Citing the 2018 American Heart Association guidelines, class I pacemaker indication involves symptomatic bradycardia, a wide QRS escape rhythm, a mean daytime heart rate < 50 bpm, complex ventricular ectopy, and ventricular dysfunction. Nonetheless, the supporting literature is not consistent. Some existing studies have suggested that heart rate and the level of block in the conduction system seem to be of limited prognostic significance, other than for symptomatic bradycardia[14-16]. In our case, the patient had syncopal episodes and a mean daytime heart rate below 50 bpm, both of which are class I pacemaker indications. However, the patient lived a normally active life and had an uneventful pregnancy without pacing during the follow-up. In fact, the relatively good clinical outcome of our case confirmed some original studies, in which the prognosis of CCHB was usually said to be good and the first two Adams-Stokes attacks were often not fatal[10,15]. Growing evidence has shown that the population of patients with CCHB represents not a single distinct disease process but several processes with the common manifestation of CAVB. In recent decades, the indication for pacing has widened, and it is estimated that 65%-90% of CCHB patients are treated with a pacemaker. Of chief concern, pacemaker implantation is not a risk-free procedure, and fracture, repeated battery replacement, infection, and particularly pacemaker-induced heart failure are stubborn issues[18-20]. Over the years, pacing strategies have evolved from traditional right ventricular pacing to cardiac resynchronization therapy and, more recently, to the introduction of epicardial pacing and His bundle pacing because of their potential benefits in mitigating ventricular dys-synchrony and mechanical adverse remodeling.

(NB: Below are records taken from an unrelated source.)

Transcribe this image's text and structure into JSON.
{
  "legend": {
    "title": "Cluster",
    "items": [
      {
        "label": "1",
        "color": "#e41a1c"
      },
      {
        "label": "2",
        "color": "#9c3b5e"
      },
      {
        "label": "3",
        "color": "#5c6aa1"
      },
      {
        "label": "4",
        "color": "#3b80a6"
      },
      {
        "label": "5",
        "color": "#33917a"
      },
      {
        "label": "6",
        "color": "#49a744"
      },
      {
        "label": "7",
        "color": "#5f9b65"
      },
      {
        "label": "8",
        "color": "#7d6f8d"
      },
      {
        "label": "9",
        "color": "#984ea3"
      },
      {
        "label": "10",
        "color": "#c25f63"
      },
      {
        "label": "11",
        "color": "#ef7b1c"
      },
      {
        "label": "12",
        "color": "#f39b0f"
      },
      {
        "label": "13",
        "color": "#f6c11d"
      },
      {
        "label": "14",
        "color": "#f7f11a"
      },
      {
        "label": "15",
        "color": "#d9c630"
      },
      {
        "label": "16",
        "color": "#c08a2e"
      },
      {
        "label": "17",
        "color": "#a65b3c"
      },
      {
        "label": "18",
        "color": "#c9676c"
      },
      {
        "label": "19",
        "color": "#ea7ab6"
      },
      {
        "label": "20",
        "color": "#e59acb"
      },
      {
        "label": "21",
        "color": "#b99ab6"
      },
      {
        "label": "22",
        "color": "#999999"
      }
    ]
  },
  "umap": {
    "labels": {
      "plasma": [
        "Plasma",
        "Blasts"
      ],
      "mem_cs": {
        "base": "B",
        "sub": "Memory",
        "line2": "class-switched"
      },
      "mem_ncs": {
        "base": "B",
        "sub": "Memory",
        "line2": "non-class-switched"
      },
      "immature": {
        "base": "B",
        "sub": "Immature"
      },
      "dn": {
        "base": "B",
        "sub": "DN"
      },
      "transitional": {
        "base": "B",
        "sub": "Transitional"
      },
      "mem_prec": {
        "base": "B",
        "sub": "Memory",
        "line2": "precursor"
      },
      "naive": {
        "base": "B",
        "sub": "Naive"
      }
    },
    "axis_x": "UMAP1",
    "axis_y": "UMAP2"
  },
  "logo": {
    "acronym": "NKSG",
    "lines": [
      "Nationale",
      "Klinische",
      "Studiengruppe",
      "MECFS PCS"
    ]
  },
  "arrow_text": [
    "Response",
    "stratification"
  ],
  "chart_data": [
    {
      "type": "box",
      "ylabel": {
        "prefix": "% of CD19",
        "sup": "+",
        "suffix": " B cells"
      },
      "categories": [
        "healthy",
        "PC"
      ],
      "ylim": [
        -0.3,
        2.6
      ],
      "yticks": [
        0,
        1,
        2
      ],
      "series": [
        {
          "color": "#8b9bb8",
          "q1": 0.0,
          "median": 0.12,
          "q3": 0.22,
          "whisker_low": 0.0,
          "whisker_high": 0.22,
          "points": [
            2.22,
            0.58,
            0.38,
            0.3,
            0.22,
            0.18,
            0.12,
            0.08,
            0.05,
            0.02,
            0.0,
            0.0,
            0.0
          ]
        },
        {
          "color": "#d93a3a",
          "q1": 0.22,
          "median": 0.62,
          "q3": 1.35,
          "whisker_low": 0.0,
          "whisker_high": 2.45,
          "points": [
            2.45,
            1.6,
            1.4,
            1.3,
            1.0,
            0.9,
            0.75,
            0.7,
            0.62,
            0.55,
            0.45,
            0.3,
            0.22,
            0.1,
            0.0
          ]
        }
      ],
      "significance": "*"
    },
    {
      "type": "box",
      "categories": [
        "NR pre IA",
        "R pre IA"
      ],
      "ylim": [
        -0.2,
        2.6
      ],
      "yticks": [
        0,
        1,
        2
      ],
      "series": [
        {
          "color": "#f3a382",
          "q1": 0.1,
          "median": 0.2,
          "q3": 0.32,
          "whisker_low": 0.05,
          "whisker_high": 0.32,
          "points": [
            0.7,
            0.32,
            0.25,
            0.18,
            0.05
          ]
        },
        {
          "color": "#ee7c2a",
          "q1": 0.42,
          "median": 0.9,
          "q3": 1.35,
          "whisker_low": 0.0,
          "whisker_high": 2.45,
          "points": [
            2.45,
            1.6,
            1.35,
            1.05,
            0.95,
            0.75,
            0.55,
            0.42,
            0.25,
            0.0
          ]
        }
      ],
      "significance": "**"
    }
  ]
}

However, recent data remain controversial regarding the long-term effects of epicardial and His bundle pacing[17,21]. Additionally, Blank et al found that paced children with CCHB did not have superior exercise capacity to unpaced children. Above all, whom and when to pace is still a clinical dilemma. Further investigation should continue in the search for more reliable markers that indicate the high risk of adverse outcomes in CCHB patients and could allow the accurate initiation of treatment.